Angular vs. React – what you'll choose in 2020 if you are starting from scratch? - sitajay
It has been awhile since I did any web development, and the landscape has changed completely. Javascript-based stacks seem to be the name of the game these days. If you were starting from scratch, would you choose Angular or React for a new project with a fairly complex UI? I am an experienced programmer (C++, Java, Python, etc.) but my Javascript skills are basically non-existent. I&#x27;m leaning towards React because it seems simpler and well-supported and I like the idea of also being able to use React.native for phone apps, but I&#x27;m open to other suggestions like Angular.
======
alsoicode
Just my $0.02, but my experience has been that React seems simpler on the
surface, but becomes more difficult to use as your project's complexity grows.

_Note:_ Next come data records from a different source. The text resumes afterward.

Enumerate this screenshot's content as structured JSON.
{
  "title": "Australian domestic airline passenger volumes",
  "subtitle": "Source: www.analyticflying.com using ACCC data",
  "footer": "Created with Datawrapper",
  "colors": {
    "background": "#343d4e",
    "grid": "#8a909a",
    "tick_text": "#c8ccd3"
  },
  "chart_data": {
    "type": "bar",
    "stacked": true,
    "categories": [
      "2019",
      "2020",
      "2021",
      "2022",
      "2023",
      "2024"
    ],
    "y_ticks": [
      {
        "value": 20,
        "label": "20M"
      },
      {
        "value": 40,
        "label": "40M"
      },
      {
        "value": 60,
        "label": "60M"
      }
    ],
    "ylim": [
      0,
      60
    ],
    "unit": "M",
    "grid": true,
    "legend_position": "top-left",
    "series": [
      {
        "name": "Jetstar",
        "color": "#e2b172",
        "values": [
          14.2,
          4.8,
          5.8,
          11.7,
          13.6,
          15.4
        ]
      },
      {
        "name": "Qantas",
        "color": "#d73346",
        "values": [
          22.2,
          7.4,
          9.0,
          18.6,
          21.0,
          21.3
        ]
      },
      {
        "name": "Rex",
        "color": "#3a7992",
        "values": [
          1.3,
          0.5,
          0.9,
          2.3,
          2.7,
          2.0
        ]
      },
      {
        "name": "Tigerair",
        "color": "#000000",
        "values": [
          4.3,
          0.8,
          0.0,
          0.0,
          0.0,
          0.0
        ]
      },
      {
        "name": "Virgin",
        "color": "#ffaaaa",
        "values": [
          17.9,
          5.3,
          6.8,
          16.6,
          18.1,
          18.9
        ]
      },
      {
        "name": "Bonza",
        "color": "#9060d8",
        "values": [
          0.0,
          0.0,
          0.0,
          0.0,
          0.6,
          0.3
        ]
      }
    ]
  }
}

Angular appears to be more difficult on the surface, but its facilities like
dependency injection, routing and form validation make your life a lot easier
as your project gets more complicated.

The two frameworks are really designed to solve different problems, so doing
an apples-to-apples comparison isn't really possible, although people like to
do that.

Angular is designed to be a complete SPA framework, with everything you need
included, except for Redux-like behavior, so you'll probably add Ngrx (or
similar).

With React, you have to choose all of the bits and pieces yourself and hope
everything works together. If you end up doing this over and over, and you're
choosing the same things over and over, you are in fact creating your own
framework.

If you need a mobile solution as well, there is NativeScript + Angular, which
will allow you to continue working in TypeScript and Angular for the most
part, but like any Compile-To-Native solution, it has slight differences to
web development.

After working with Angular and React on non-trivial projects over the past 4
years, I will choose Angular 10/10 for its TypeScript underpinnings,
consistency (since v4), huge number of built-in features and peace of mind
that everything works together.

Yes Angular is opinionated. No, Angular build artifacts are not as small as
React. With everything, there are trade-offs. With each framework, you'll find
a huge network of highly competent, supportive developers to help you along
the way.

It really just comes down to which style of development suits your style, and
which one you feel will best fill the needs of your client's project goals,
even if that client is yourself :)

------
alexrzem
VueJS ( [https://vuejs.org](https://vuejs.org) )